How bad was the looting? At one point, DC General Hospital ran out of pharmaceuticals because the distributors who supplied the drugs refused to offer the bribes City Hall demanded simply to get their invoices paid, and eventually cut off the hospital when the balance due got too high. That’s right: Marion Barry was prepared to have sick people go without medicine if his cronies didn’t get their slice of the action.

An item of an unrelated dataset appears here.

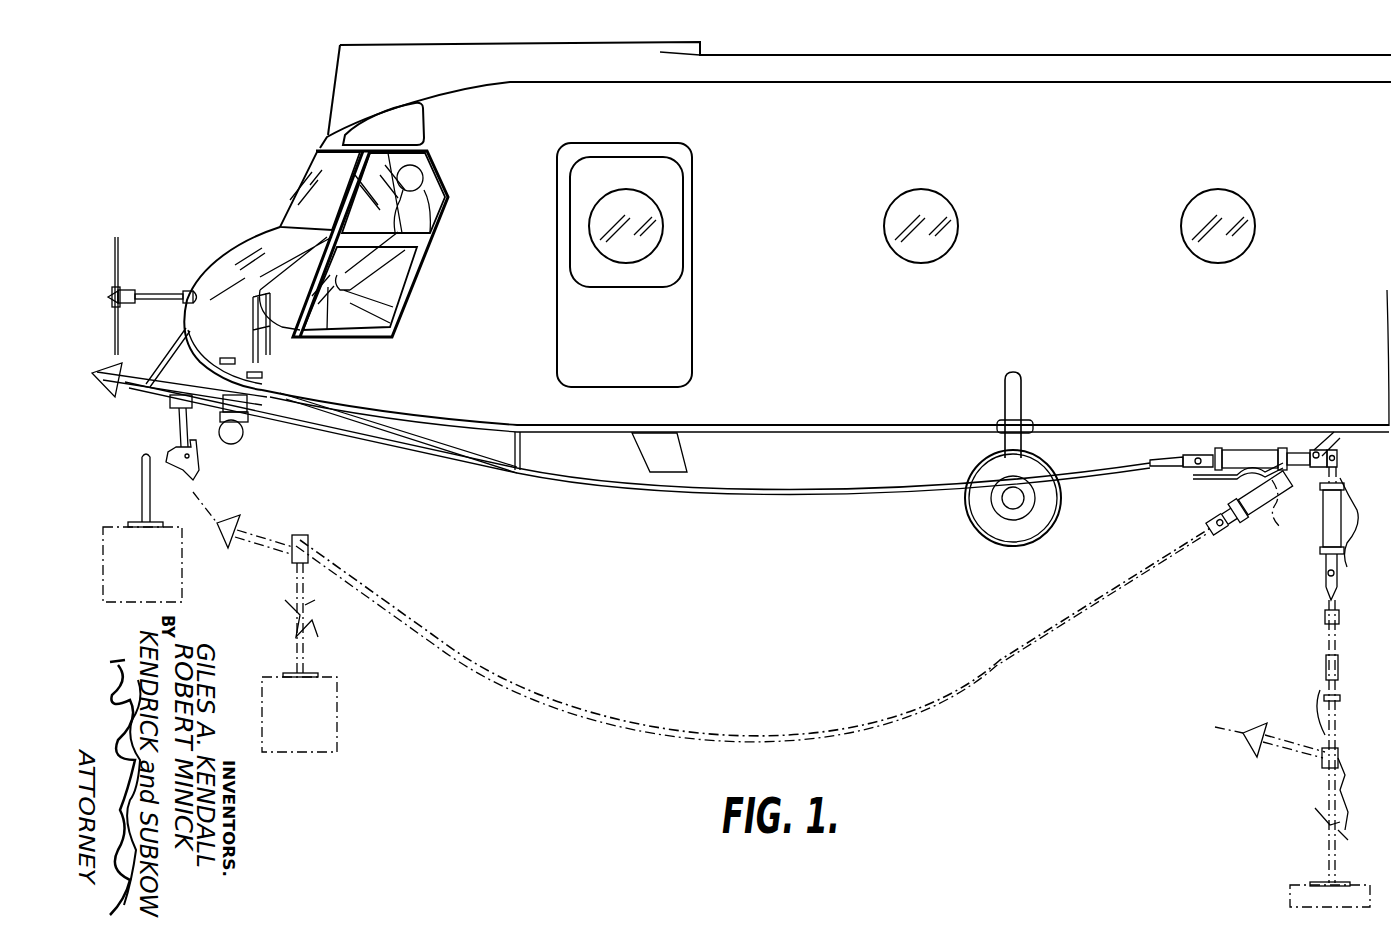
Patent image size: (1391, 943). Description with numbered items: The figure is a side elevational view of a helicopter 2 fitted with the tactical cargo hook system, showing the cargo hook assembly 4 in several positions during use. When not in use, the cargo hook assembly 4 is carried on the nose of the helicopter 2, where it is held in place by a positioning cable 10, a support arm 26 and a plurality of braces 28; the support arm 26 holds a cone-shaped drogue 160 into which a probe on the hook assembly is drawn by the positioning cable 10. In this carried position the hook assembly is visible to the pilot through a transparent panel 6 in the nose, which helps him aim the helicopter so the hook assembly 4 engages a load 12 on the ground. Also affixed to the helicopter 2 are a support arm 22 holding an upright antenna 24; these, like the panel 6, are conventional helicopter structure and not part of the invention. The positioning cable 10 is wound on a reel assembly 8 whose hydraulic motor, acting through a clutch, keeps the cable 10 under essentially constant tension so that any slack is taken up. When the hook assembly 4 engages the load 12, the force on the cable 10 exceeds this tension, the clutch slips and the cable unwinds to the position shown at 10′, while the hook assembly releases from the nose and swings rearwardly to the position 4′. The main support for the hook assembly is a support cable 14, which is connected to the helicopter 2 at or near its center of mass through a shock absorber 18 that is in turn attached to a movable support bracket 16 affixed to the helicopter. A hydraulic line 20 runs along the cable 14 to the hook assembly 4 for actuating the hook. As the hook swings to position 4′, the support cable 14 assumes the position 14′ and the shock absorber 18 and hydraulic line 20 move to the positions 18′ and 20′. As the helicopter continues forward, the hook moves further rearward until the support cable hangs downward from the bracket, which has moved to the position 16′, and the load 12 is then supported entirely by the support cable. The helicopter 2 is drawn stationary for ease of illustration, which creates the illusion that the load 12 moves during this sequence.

Having said that, I should add in haste that Barry’s conviction on cocaine charges reflected truly outrageous investigative and prosecutorial over-reach. It’s clear from the tape that his interest was entirely in sex, and not drugs; the drug motif was introduced entirely by the undercover. He was guilty of soliciting sex for hire, and guilty of the corruption everyone knew about but no one could prove. But the crack charges were bogus, and his supporters weren’t wrong to say he’d been set up. And no, Barry’s outrageousness provides no excuse whatever for any of the people involved in the investigation or the trial. You’re supposed to convict people of stuff they actually did, not of some manufactured substitute.

 

Comments

  1. Brett says

    This reminds me of what someone said over on the obituary thread at Balloon Juice. Corruption and retail politics were (and are) pretty common in big American cities, but the difference between Richard Daley's machine and Marion Berry's machine is that Daley's machine actually got the stuff that needed to be done done while engaging in corruption. Berry was just incompetent and riding off of a popular jobs and summer youth jobs program - if he hadn't been the first black mayor of D.C. elected after the "plantation" period of governorship by racist, corruption white congressional leadership, the guy would have much fewer sympathizers.

  2. Brett says

    Sorry, but I had to comment further on this:

    At one point, DC General Hospital ran out of pharmaceuticals because the distributors who supplied the drugs refused to offer the bribes City Hall demanded simply to get their invoices paid,

    That reminds me of a Venezuelan blogger who pointed out that the government was so corrupt you actually had to pay a bribe just to pay taxes. The local bureaucrats had figured out that you needed a stamp showing proof that you had paid taxes, and so naturally they turned that into yet another extortion opportunity.